Commentary

Pietrangelo still bringing the steady

Updated: April 22, 2012, 10:03 PM ET
By Pierre LeBrun | ESPN.com

ST. LOUIS -- Al MacInnis knows a thing or two about playing defense in the NHL.

The Hockey Hall of Famer has watched Alex Pietrangelo night in, night out, and believes the young star defenseman's All-Star season is a glimmer of bigger things.

"He's going to win some Norris trophies," said MacInnis, the vice president of hockey operations for the Blues.

"Alex's game on both sides of the puck, his brightness, his hockey sense, the way he reads the plays, the way he uses his stick -- I mean, he's going to be a good player for a long, long time," MacInnis told ESPN.com in an interview this week.

Blues coach Ken Hitchcock knew what he had in Pietrangelo even before he ever set foot in St. Louis this season.

The two were part of Team Canada's entry at the 2011 IIHF world hockey championships, with Hitchcock as head coach. Hitchcock's view of the young defensemen changed in those three weeks last spring in Slovakia.

"He was brought to us in the world championships saying he was a mobile defending defenseman that had a little bit of offense," Hitchcock said this week. "And at the end of the tournament, he ended up running our power play. So I think he's an underrated offensive player."

Hitchcock believes last year's tournament was an important part of Pietrangelo's development as a top-notch NHL defenseman.

"I'm not sure the evolution of his game was up to speed offensively until the world championships, and I think he's been able to feed off that venue, where he ended up quarterbacking a pretty good power play, and do a pretty good job," said Hitchcock. "I think he's just transitioned that into this season, this year."

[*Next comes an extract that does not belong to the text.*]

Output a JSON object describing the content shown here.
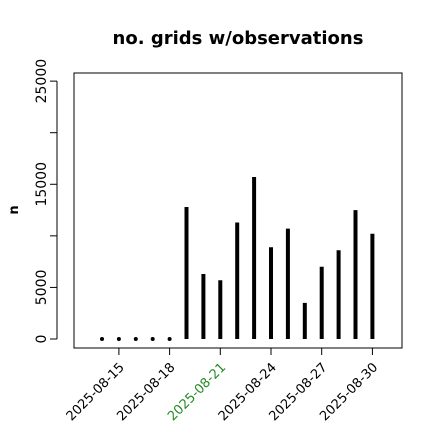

With 51 points (12-39) in 81 regular-season games in his second full NHL season, the 22-year-old native of King City, Ontario, just north of Toronto, has pushed his game to Norris Trophy levels.

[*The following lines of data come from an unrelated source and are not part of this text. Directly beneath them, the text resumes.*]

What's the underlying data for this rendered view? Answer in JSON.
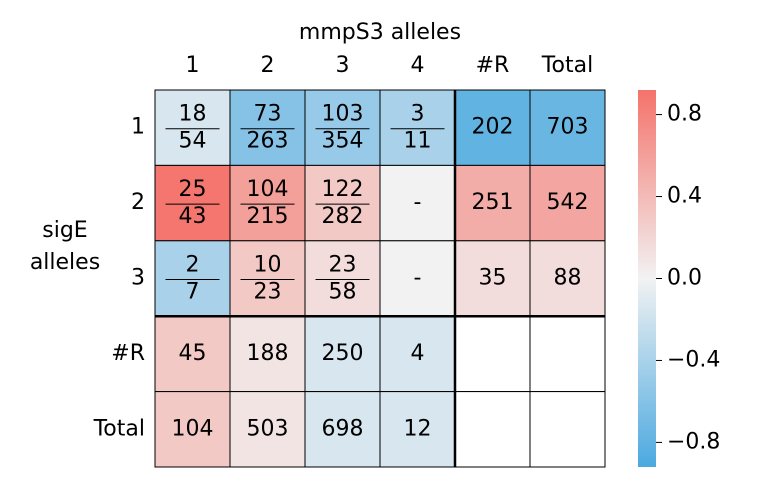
{
  "chart_data": {
    "type": "heatmap",
    "x_label": "mmpS3 alleles",
    "y_label": "sigE alleles",
    "columns": [
      "1",
      "2",
      "3",
      "4",
      "#R",
      "Total"
    ],
    "rows": [
      "1",
      "2",
      "3",
      "#R",
      "Total"
    ],
    "values": [
      [
        -0.15,
        -0.6,
        -0.5,
        -0.4,
        -0.8,
        -0.75
      ],
      [
        0.9,
        0.6,
        0.3,
        0,
        0.5,
        0.55
      ],
      [
        -0.4,
        0.3,
        0.15,
        0,
        0.15,
        0.15
      ],
      [
        0.3,
        0.1,
        -0.15,
        -0.15,
        null,
        null
      ],
      [
        0.3,
        0.1,
        -0.15,
        -0.15,
        null,
        null
      ]
    ],
    "labels": [
      [
        [
          "18",
          "54"
        ],
        [
          "73",
          "263"
        ],
        [
          "103",
          "354"
        ],
        [
          "3",
          "11"
        ],
        [
          "202"
        ],
        [
          "703"
        ]
      ],
      [
        [
          "25",
          "43"
        ],
        [
          "104",
          "215"
        ],
        [
          "122",
          "282"
        ],
        [
          "-"
        ],
        [
          "251"
        ],
        [
          "542"
        ]
      ],
      [
        [
          "2",
          "7"
        ],
        [
          "10",
          "23"
        ],
        [
          "23",
          "58"
        ],
        [
          "-"
        ],
        [
          "35"
        ],
        [
          "88"
        ]
      ],
      [
        [
          "45"
        ],
        [
          "188"
        ],
        [
          "250"
        ],
        [
          "4"
        ],
        null,
        null
      ],
      [
        [
          "104"
        ],
        [
          "503"
        ],
        [
          "698"
        ],
        [
          "12"
        ],
        null,
        null
      ]
    ],
    "colormap": [
      "#4ba9e0",
      "#f2f2f2",
      "#f4736b"
    ],
    "zlim": [
      -0.92,
      0.92
    ],
    "zticks": [
      0.8,
      0.4,
      {
        "value": 0,
        "label": "0.0"
      },
      {
        "value": -0.4,
        "label": "−0.4"
      },
      {
        "value": -0.8,
        "label": "−0.8"
      }
    ]
  }
}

He likely won't win the award for the NHL's top defenseman this season -- Shea Weber, Zdeno Chara and Erik Karlsson seem to have more profile this year -- but Pietrangelo absolutely deserves to be in the conversation.

"If Petro was playing somewhere else in a bigger market, and with the type of year he's had, there's no question that him and Karlsson would be neck and neck for the Norris," said MacInnis.

Pietrangelo plays a complete game; he is effective in each end, is trustworthy at any time of the game, and has ice water running through his veins.

"Exceptional vision and puck patience complemented by great hockey sense," an NHL scout from a rival team told ESPN.com via text. "Exhibits a maturity in puck-moving decisions far beyond his years. He'll be real good for a long time.''

Pietrangelo signaled he was every bit worthy of his status as the fourth overall pick in the 2008 NHL draft when he put up 43 points (12-32) and a plus-18 on the non-playoff Blues last season (his first full NHL season). But the step he took this season put him on another level.

"What's amazing to me is that he's played like a 10-year vet," said MacInnis. "His consistency is unbelievable."

Just don't ask Pietrangelo to talk about himself. Like so many hockey stars, the conversation quickly changes to the team.

"I believe in how I play," Pietrangelo told ESPN.com. "I feel I can contribute. And I play on a pretty good team. There's a lot of good players around me. We play a good team game and that's going to end up with everyone having success."

The question some had, of course, including the player himself, was how he'd fare in his first NHL playoffs.

Through four games against the Sharks, he looks just fine, thank you. No hesitation, no lack of confidence.

"You realize that every shift, every play, can relate later in the series," Pietrangelo said, explaining what his first few playoff games have been like. "Every time you're on the ice is that much more important. What happens in Game 1 can affect what happens in Game 6 or Game 7. ...

"The intensity is a bit higher, there's more urgency on every shift, but once you get your feet underneath you, you really don't feel that much of a difference."

Of course, if he has any doubts, he can always lean on one of the greatest defensemen to ever play the game: MacInnis.

"I was picking his brain the other day, actually, when we got into San Jose, about the playoffs and how he treated it," said Pietrangelo. "He said the first round, the first game, is hardest to adjust to, but then you get your feet underneath you and you find out how you got to play. He's been a good influence for me and for all of our D. Having young guys like we do, he's someone to look up to."

MacInnis enjoys being able to help out in that fashion.

"It's nice to be able to give him some feedback," MacInnis said. "You tend to forget this is the first playoffs for a lot of our guys. You go back on your experiences and tell him, 'Play your game, try not to do too much, do what you've done all year. You've had an unbelievable year and you don't want to change anything.'"

MacInnis figures Pietrangelo can draw on his playoff experience in the Ontario Hockey League.

"He knows the intensity goes up two or three notches; he knows he'll be circled on the board by the other team; he understands the other team will finish their checks on him and try and wear him down," said MacInnis. "He's a smart enough kid to know all that. You don't have to tell him a whole lot."

No, it seems like young Mr. Pietrangelo has already figured out a whole lot.